In classrooms and academies that embrace this approach, motivation feels different. Learners do not simply “complete” challenges; they inhabit them. They shift from asking “What do I have to do?” to “What could I make happen?”Challenge becomes a context for agency, growth, and community — exactly the conditions Deci and Ryan identified for sustained engagement.
The Broader Implication
Understanding the link between Self-Determination Theory and Challenge Based Learning does more than explain why learners enjoy a particular project. It illuminates a broader truth about education: motivation is designed, not demanded. When learning experiences are structured around autonomy, competence, and relatedness, they tap into something elemental about being human — our drive to master meaningful challenges together.
For educators and designers, this means thinking of challenge not as a test of endurance but as a scaffold for motivation. The task of teaching, then, is not to reduce difficulty but to design it carefully — ensuring that challenge invites, rather than intimidates. When the balance is right, learners don’t simply respond to challenges; they seek them out.
Notes
AI tools were used in the research, writing and editing of this essay.
This essay is background work for an upcoming paper focused on the meaning of Challenge.
Perna, S., Recke, M. P., & Nichols, M. (2025, April). Exploring the concept of challenge in Challenge Based Learning and beyond. Paper presented at the 1st International Challenge Based Learning Conference, Eindhoven, The Netherlands.
References
Csikszentmihalyi, M. (1990). Flow: The psychology of optimal experience. Harper & Row.
Deci, E. L., & Ryan, R. M. (1985). Intrinsic motivation and self-determination in human behavior. Plenum.
Gee, J. P. (2003). What video games have to teach us about learning and literacy. Palgrave Macmillan.

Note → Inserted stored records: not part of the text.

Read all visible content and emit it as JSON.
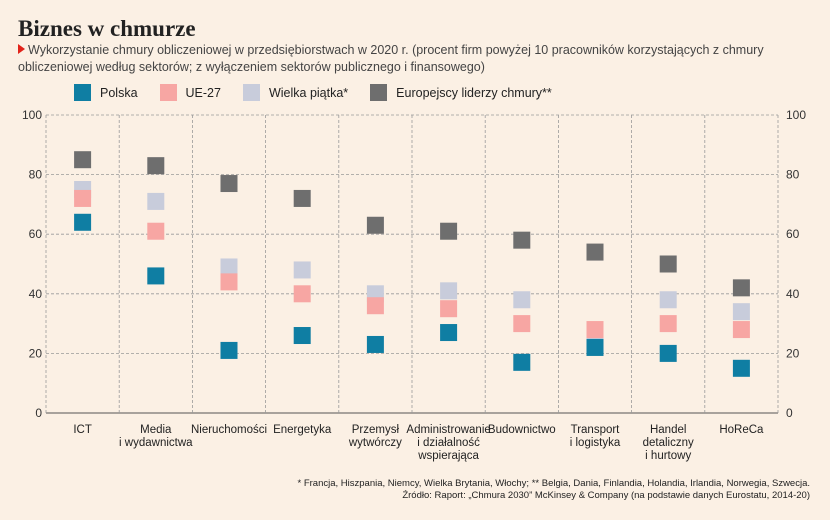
{
  "header": {
    "title": "Biznes w chmurze",
    "subtitle": "Wykorzystanie chmury obliczeniowej w przedsiębiorstwach w 2020 r. (procent firm powyżej 10 pracowników korzystających z chmury obliczeniowej według sektorów; z wyłączeniem sektorów publicznego i finansowego)"
  },
  "footnote": {
    "line1": "* Francja, Hiszpania, Niemcy, Wielka Brytania, Włochy; ** Belgia, Dania, Finlandia, Holandia, Irlandia, Norwegia, Szwecja.",
    "line2": "Źródło: Raport: „Chmura 2030” McKinsey & Company (na podstawie danych Eurostatu, 2014-20)"
  },
  "chart_data": {
    "type": "scatter",
    "ylim": [
      0,
      100
    ],
    "yticks": [
      0,
      20,
      40,
      60,
      80,
      100
    ],
    "grid": true,
    "legend_position": "top",
    "categories": [
      [
        "ICT"
      ],
      [
        "Media",
        "i wydawnictwa"
      ],
      [
        "Nieruchomości"
      ],
      [
        "Energetyka"
      ],
      [
        "Przemysł",
        "wytwórczy"
      ],
      [
        "Administrowanie",
        "i działalność",
        "wspierająca"
      ],
      [
        "Budownictwo"
      ],
      [
        "Transport",
        "i logistyka"
      ],
      [
        "Handel",
        "detaliczny",
        "i hurtowy"
      ],
      [
        "HoReCa"
      ]
    ],
    "series": [
      {
        "name": "Polska",
        "color": "#0f7ea3",
        "values": [
          64,
          46,
          21,
          26,
          23,
          27,
          17,
          22,
          20,
          15
        ]
      },
      {
        "name": "UE-27",
        "color": "#f7a6a3",
        "values": [
          72,
          61,
          44,
          40,
          36,
          35,
          30,
          28,
          30,
          28
        ]
      },
      {
        "name": "Wielka piątka*",
        "color": "#c8ccdb",
        "values": [
          75,
          71,
          49,
          48,
          40,
          41,
          38,
          26,
          38,
          34
        ]
      },
      {
        "name": "Europejscy liderzy chmury**",
        "color": "#6e6e6e",
        "values": [
          85,
          83,
          77,
          72,
          63,
          61,
          58,
          54,
          50,
          42
        ]
      }
    ]
  }
}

Perna, S., Recke M.P. & Nichols, M.H. (2023). Challenge Based Learning: A Comprehensive Survey of theLiterature. The Challenge Institute. https://www.challengeinstitute.org/CBL_Literature_Survey.pdf
Ryan, R. M., Rigby, C. S., & Przybylski, A. K. (2006). The motivational pull of video games: A self-determination theory approach. Motivation and Emotion, 30(4), 344–360. https://doi.org/10.1007/s11031-006-9051-8
Ryan, R. M., & Deci, E. L. (2000). Self-determination theory and the facilitation of intrinsic motivation, social development, and well-being. American Psychologist, 55(1), 68–78. https://doi.org/10.1037/0003-066X.55.1.68
Ryan, R. M., & Deci, E. L. (2017). Self-determination theory: Basic psychological needs in motivation, development, and wellness. Guilford Press.